CHICAGO -- On a cold, rainy, windswept Saturday night, the corner bar was jammed with replica Patrick Kanes brushing up against replica Corey Crawfords, and young Chicagoans danced and sang, rejoicing about what they had just witnessed.
With an easier-than-expected 5-3 win over the Anaheim Ducks in Game 7 of the Western Conference finals, the Blackhawks advanced to play the Tampa Bay Lightning, with the series starting Wednesday in Florida.
For the third time in six years, the Chicago Blackhawks are headed to the Stanley Cup finals, and everyone is ready to celebrate.
Forgive me, old-timers with Stan Mikita haircuts, but there has never been a better time to be a hockey fan in Chicago.
Unlike, well, most of Chicago's teams, the Blackhawks are fun to watch when the regular season ends. And unlike the regular season, which drags like Kimmo Timonen on a breakaway, when the postseason comes around even hockey apostates can be dazzled watching Patrick Kane with the puck.
Are there any Blackhawks dissenters left in Chicago? Yes, of course. Hockey is still soccer on skates to some fans. But the Blackhawks are gaining new followers every season.
In terms of the civic pecking order, the Bears are still No. 1 because Chicagoans are masochists. The young, powerful Cubs are back to being a draw, while the Bulls are dealing with organizational ennui as they embark on a nationwide search for their next coach. (Hint: He was in Ames, Iowa, all along.) The White Sox, who too often play like they're wearing skates and hockey mitts, are in the midst of another fan-killing season.
But the Blackhawks? You can pretty much count on them, salary-cap fears or no.
Where does this core of players stand? They'll never have the panache or singular memories of the one-year wonders, the 1985 Chicago Bears, and they'll likely never match Michael Jordan's Bulls' championship hardware or the internationally known dominance of that era.

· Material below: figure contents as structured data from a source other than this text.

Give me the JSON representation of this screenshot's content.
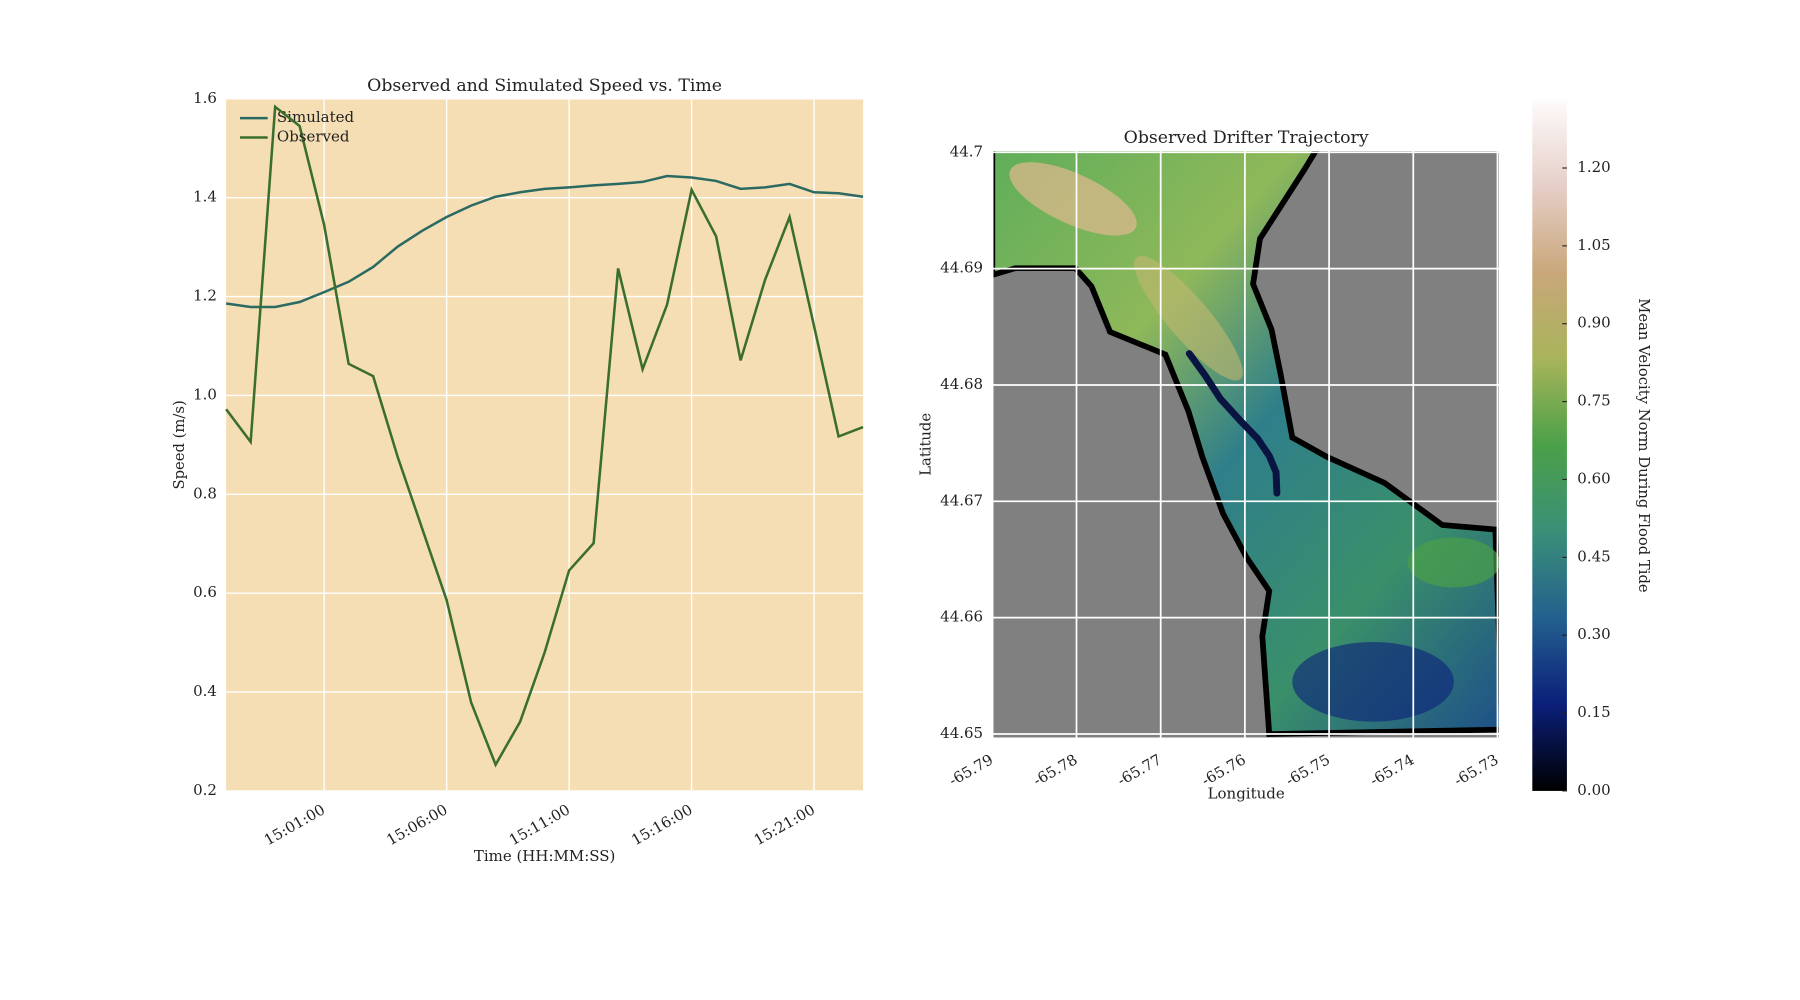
{
  "chart_data": [
    {
      "type": "line",
      "title": "Observed and Simulated Speed vs. Time",
      "xlabel": "Time (HH:MM:SS)",
      "ylabel": "Speed (m/s)",
      "x": [
        "14:57:00",
        "14:58:00",
        "14:59:00",
        "15:00:00",
        "15:01:00",
        "15:02:00",
        "15:03:00",
        "15:04:00",
        "15:05:00",
        "15:06:00",
        "15:07:00",
        "15:08:00",
        "15:09:00",
        "15:10:00",
        "15:11:00",
        "15:12:00",
        "15:13:00",
        "15:14:00",
        "15:15:00",
        "15:16:00",
        "15:17:00",
        "15:18:00",
        "15:19:00",
        "15:20:00",
        "15:21:00",
        "15:22:00",
        "15:23:00"
      ],
      "series": [
        {
          "name": "Simulated",
          "color": "#2b6a62",
          "values": [
            1.186,
            1.179,
            1.179,
            1.189,
            1.209,
            1.23,
            1.26,
            1.301,
            1.333,
            1.361,
            1.384,
            1.402,
            1.411,
            1.418,
            1.421,
            1.425,
            1.428,
            1.432,
            1.444,
            1.441,
            1.434,
            1.418,
            1.421,
            1.428,
            1.411,
            1.409,
            1.402
          ]
        },
        {
          "name": "Observed",
          "color": "#3a6e2c",
          "values": [
            0.972,
            0.906,
            1.584,
            1.545,
            1.345,
            1.064,
            1.039,
            0.876,
            0.731,
            0.586,
            0.379,
            0.253,
            0.34,
            0.48,
            0.646,
            0.701,
            1.257,
            1.053,
            1.184,
            1.416,
            1.322,
            1.071,
            1.234,
            1.361,
            1.14,
            0.917,
            0.936
          ]
        }
      ],
      "xlim": [
        "14:57:00",
        "15:23:00"
      ],
      "xticks": [
        "15:01:00",
        "15:06:00",
        "15:11:00",
        "15:16:00",
        "15:21:00"
      ],
      "ylim": [
        0.2,
        1.6
      ],
      "yticks": [
        0.2,
        0.4,
        0.6,
        0.8,
        {
          "value": 1.0,
          "label": "1.0"
        },
        1.2,
        1.4,
        1.6
      ],
      "grid": true,
      "background": "#f5deb3",
      "legend": "upper left"
    },
    {
      "type": "map",
      "title": "Observed Drifter Trajectory",
      "xlabel": "Longitude",
      "ylabel": "Latitude",
      "x": [
        -65.7666,
        -65.7647,
        -65.7629,
        -65.7605,
        -65.7585,
        -65.7571,
        -65.7563,
        -65.7562
      ],
      "y": [
        44.6827,
        44.6808,
        44.6788,
        44.6769,
        44.6754,
        44.6739,
        44.6725,
        44.6707
      ],
      "color": "#0a1440",
      "xlim": [
        -65.79,
        -65.7297
      ],
      "xticks": [
        -65.79,
        -65.78,
        -65.77,
        -65.76,
        -65.75,
        -65.74,
        -65.73
      ],
      "ylim": [
        44.6496,
        44.7002
      ],
      "yticks": [
        44.65,
        44.66,
        44.67,
        44.68,
        44.69,
        44.7
      ],
      "grid": true,
      "background": "#808080",
      "colorbar": {
        "label": "Mean Velocity Norm During Flood Tide",
        "lim": [
          0,
          1.331
        ],
        "ticks": [
          {
            "value": 0,
            "label": "0.00"
          },
          0.15,
          {
            "value": 0.3,
            "label": "0.30"
          },
          0.45,
          {
            "value": 0.6,
            "label": "0.60"
          },
          0.75,
          {
            "value": 0.9,
            "label": "0.90"
          },
          1.05,
          {
            "value": 1.2,
            "label": "1.20"
          }
        ],
        "colors": [
          "#000000",
          "#0b1f7a",
          "#23608e",
          "#3a8f78",
          "#4aa048",
          "#a8b45a",
          "#c9a77a",
          "#e6cfc8",
          "#fdfbfb"
        ]
      }
    }
  ]
}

But it's starting to look like these Blackhawks will slot in right where they belong.
We live in a time when we are constantly ranking and judging athletes and teams, pitting them in imaginary contests against their peers, both past and present.
It's all meaningless fodder, but that is the essence of sports conversation: justifying what we're experiencing.
Is this a so-called dynasty? Why should anyone care if it is or isn't? My colleague Scott Burnside wrote a little about this after the Blackhawks' win.
Bragging rights, I guess, are one reason to argue dynasty. Another is a healthy respect for history.
Although everyone wants to see new teams and fresh storylines, there is something comforting about witnessing a top dog. Familiarity, especially in a sport that doesn't have a big-time college footprint to build name recognition, is a very good thing.
It was a wonderful turn of fate that the Blackhawks' stars carried them to this Cup appearance. Blackhawks captain Jonathan Toews banged home the first two goals in Game 7, Duncan Keith continued his monster playoffs, and Kane, who has 10 goals in the postseason, had three assists.
For a sport defined by luck and opportunity, to have the biggest names turn up again and again is not only rewarding to die-hard fans, but it also helps build new ones.
Casual sports fans all over North America are familiar with Toews, Kane and Keith because they're on TV every late spring. The Blackhawks are likable to out-of-town fans, like the San Francisco Giants and unlike, say, the New England Patriots.
The Blackhawks obviously need to win this next series to cement dynastic status, but there is little argument to be made that this team, anchored by its young stars, is just a local obsession. It is an NHL marvel with few rivals.
The Los Angeles Kings are one such rival, with two Cups in the past three seasons. The Kings knocked Chicago out in Game 7 of last year's conference finals. A third Cup would clearly signify the Hawks' status in the post-2005 landscape.
Judging from their comments, it's safe to say the Blackhawks aren't satisfied with selling "conference champion" hats. Then again, who would be?
Kane, Toews and the rest know what it's like to hold the Cup, and they know what it's like to miss out.
"We've had some good accomplishments in here and some things to be proud of," Kane said. "But at the same time, who knows if these opportunities are going to come around this often?"
As the next series gets ready to begin, the Blackhawks shouldn't be worried about hockey immortality or bragging rights. It's all about living in the now.
Because if you're a Blackhawk or a Blackhawks fan, the present is a pretty good place to be.